Wednesday, July 17, 2019

CITY'S BULKY ITEM PICKUP FAILURE TURNING HONOLULU INTO A DIRTY CITY ON A BEAUTIFUL ISLAND


House Representative proposes State step in to solve problem
Honolulu, HawaiĘ»i – The City's pilot project for scheduled bulky item pickup throughout urban Honolulu fails to address the fundamental issues of illegal dumping. As residents work to adjust to the new system, violators continue to discard bulky items in public places.

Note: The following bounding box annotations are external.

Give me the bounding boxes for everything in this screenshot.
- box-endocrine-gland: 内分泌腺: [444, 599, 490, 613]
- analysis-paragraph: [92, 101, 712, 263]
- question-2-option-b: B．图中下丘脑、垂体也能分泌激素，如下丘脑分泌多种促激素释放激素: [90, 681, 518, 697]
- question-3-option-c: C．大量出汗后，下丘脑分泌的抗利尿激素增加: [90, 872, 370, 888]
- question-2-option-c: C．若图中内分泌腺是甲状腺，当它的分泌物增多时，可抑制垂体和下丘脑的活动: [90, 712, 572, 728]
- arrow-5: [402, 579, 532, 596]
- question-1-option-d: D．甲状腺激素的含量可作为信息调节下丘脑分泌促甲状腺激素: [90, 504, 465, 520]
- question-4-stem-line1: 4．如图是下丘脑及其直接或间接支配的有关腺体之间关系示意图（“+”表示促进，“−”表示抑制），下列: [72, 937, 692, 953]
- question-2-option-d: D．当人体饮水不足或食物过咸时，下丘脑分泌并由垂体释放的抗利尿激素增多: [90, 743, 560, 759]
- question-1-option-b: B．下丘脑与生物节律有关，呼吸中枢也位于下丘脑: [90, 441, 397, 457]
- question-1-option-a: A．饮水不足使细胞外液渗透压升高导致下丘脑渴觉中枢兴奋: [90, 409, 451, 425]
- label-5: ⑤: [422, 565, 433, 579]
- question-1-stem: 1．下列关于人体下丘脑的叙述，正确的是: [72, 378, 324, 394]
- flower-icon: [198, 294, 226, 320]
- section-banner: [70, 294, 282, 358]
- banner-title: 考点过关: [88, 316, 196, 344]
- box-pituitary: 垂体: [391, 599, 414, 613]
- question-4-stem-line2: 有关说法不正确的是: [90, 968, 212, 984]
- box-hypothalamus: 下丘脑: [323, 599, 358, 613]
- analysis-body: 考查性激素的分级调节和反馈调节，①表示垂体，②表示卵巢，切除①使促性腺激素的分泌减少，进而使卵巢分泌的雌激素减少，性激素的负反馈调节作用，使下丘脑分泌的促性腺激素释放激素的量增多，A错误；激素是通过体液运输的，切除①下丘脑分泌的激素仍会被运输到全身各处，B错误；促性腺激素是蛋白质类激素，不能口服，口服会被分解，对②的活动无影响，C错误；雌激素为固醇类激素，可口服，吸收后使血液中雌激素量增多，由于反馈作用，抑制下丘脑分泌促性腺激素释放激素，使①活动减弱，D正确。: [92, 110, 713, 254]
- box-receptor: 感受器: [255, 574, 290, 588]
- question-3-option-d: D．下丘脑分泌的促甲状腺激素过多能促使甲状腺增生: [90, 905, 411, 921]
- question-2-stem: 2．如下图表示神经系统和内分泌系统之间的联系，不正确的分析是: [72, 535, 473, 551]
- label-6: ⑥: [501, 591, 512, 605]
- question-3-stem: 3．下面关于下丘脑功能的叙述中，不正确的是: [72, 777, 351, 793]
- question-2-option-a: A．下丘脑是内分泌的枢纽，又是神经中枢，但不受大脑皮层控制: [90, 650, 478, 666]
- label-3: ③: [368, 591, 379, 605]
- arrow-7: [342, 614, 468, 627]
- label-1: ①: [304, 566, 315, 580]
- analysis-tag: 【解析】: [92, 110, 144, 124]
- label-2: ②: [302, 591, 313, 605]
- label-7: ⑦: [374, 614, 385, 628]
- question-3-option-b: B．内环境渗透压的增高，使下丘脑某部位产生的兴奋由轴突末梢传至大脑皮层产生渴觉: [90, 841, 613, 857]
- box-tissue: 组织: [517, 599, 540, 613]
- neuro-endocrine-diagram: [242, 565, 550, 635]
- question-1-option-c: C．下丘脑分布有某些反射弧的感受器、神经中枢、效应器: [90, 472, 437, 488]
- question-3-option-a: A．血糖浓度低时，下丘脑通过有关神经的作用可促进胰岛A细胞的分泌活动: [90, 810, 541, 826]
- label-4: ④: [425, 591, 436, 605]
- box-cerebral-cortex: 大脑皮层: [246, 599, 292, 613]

"The program is clearly not working as evidenced by the piles of mattresses, rusting appliances, infested sofas and other trash growing daily on street corners, at public parks and even at our schools," said Representative Takashi Ohno. "This is not only an eyesore but a health and safety problem that is turning Honolulu into a dirty city on a beautiful island."
Ohno (Nu‘uanu, Liliha, Pu‘unui, Alewa Heights) said the City's system of requiring residents to make appointments for limited bulky items pickups does not solve the more serious problem of "hot spots" where trash regularly is piled in places with no one to hold accountable for the illegal dumping.
"Basic government responsibilities include keeping our communities clean and sidewalks clear for residents," Ohno said. "Right now, the government is failing in that regard."
While trash pickup is a City responsibility, Ohno plans to re-introduce House Bill 2481 (2018) during the next legislative session to help prosecute violators by allowing witness to provide statements, photographs and video recordings to be used by law enforcement for illegal dumping investigations.
"In my work with residents, I've found that investigations of illegal dumping after-the-fact rarely lead to citations or arrests," Ohno said. "Citizens in the community are best equipped to monitor known 'hot spots' where dumping occurs in early-morning and late-night hours. This bill provides another tool to help catch the criminals who continuously disregard bulky item protocols."
Ohno also plans to discuss potential ways State legislators and City officials can collaborate on other legislation to increase enforcement or funding initiatives to address illegal dumping prior to the legislative session.
"First, we need strategies to eliminate the 'hot spots' that regularly attract piles of trash. Until we solve how to deter the illegal dumping at the 'hot spot' locations we will not see any improvements," he said.
"Second, we need to catch the lawbreakers who take advantage of the bulky item program by dumping their belongings improperly. The inspectors, law enforcement, and City prosecutors need to catch and punish the violators.
"If State departments are required to help the City and County keep Honolulu clean, I believe that is cause worthy of state resources."